NamespaceManager namespaceManager =
NamespaceManager.CreateFromConnectionString(eventHubConnectionString);
EventHubDescription ehd = namespaceManager.GetEventHub(eventHubPath);
namespaceManager.CreateConsumerGroupIfNotExists(ehd.Path, consumerGroupName);
host = new EventProcessorHost(hostName, eventHubPath, consumerGroupName,
eventHubConnectionString, storageConnectionString, leaseContainerName);
//Call something like this when you want it to start
host.RegisterEventProcessorFactoryAsync(factory)
You'll notice that I told Azure to make a new Consumer Group if it doesn't exist, you'll get a lovely error message if it doesn't. I honestly don't know what the purpose of this is because it doesn't include the Storage connection string which needs to be the same across instances in order for the EventProcessorHost's coordination (and presumably commits) to work properly.
Here I've provided a picture from Azure Storage Explorer of leases the leases and presumably offsets from a Consumer Group I was experimenting with in November. Note that while I have a testhub and a testhub-testcg container, this is due to manually naming them. If they were in the same container it would be things like "$Default/0" vs "testcg/0".
As you can see there is one blob per partition. My assumption is that these blobs are used for two things. The first of these is the Blob leases for distributing partitions amongst instances see here, the second is storing the offsets within the partition that have been committed.
Rather than the data getting pushed to the Consumer Groups the consuming instances are asking the storage system for data at some offset in one partition. EventProcessorHosts are a nice high level way of having a logical consumer group where each partition is only getting read by one consumer at a time, and where the progress the logical consumer group has made in each partition is not forgotten.
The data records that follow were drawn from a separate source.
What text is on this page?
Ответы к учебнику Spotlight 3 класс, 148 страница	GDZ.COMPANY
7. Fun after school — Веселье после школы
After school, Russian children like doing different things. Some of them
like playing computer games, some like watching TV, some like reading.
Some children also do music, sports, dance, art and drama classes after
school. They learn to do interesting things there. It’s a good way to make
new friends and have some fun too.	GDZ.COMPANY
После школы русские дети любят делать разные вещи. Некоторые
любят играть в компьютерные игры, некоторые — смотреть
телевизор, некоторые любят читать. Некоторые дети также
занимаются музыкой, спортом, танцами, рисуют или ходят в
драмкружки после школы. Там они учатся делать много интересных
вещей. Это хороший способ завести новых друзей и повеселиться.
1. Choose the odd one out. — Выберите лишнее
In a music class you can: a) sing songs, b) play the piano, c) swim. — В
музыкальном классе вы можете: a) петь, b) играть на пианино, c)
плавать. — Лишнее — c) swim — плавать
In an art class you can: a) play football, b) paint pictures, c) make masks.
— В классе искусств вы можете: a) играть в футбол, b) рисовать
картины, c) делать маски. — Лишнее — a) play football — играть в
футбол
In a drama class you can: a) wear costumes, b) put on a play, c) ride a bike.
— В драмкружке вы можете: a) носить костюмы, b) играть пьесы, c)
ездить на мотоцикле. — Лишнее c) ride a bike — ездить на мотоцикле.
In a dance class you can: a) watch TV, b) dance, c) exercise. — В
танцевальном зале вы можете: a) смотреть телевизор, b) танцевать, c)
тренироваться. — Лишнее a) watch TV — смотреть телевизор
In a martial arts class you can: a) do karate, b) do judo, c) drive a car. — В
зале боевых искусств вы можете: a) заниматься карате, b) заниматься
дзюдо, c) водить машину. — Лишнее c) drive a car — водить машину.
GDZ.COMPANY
Remember that the throughput per partition is measured so that if you're maxing out ingress you can only have two logical consumers that are all up to speed. As such you'll want to make sure you have enough partitions, and throughput units, that you can:
Read all the data you send.
Catch up within the 24 hour retention period if you fall behind for a few hours due to issues.
In conclusion: consumer groups are what you need. The examples you read that use a specific consumer group are good, within each logical consumer group use the same name for the Azure Consumer Group and have different logical consumer groups use different ones.
I haven't yet used Azure Stream Analytics, but at least during the preview release you are limited to the default consumer group. So don't use the default consumer group for something else, and if you need two separate lots of Azure Stream Analytics you may need to do something nasty. But it's easy to configure!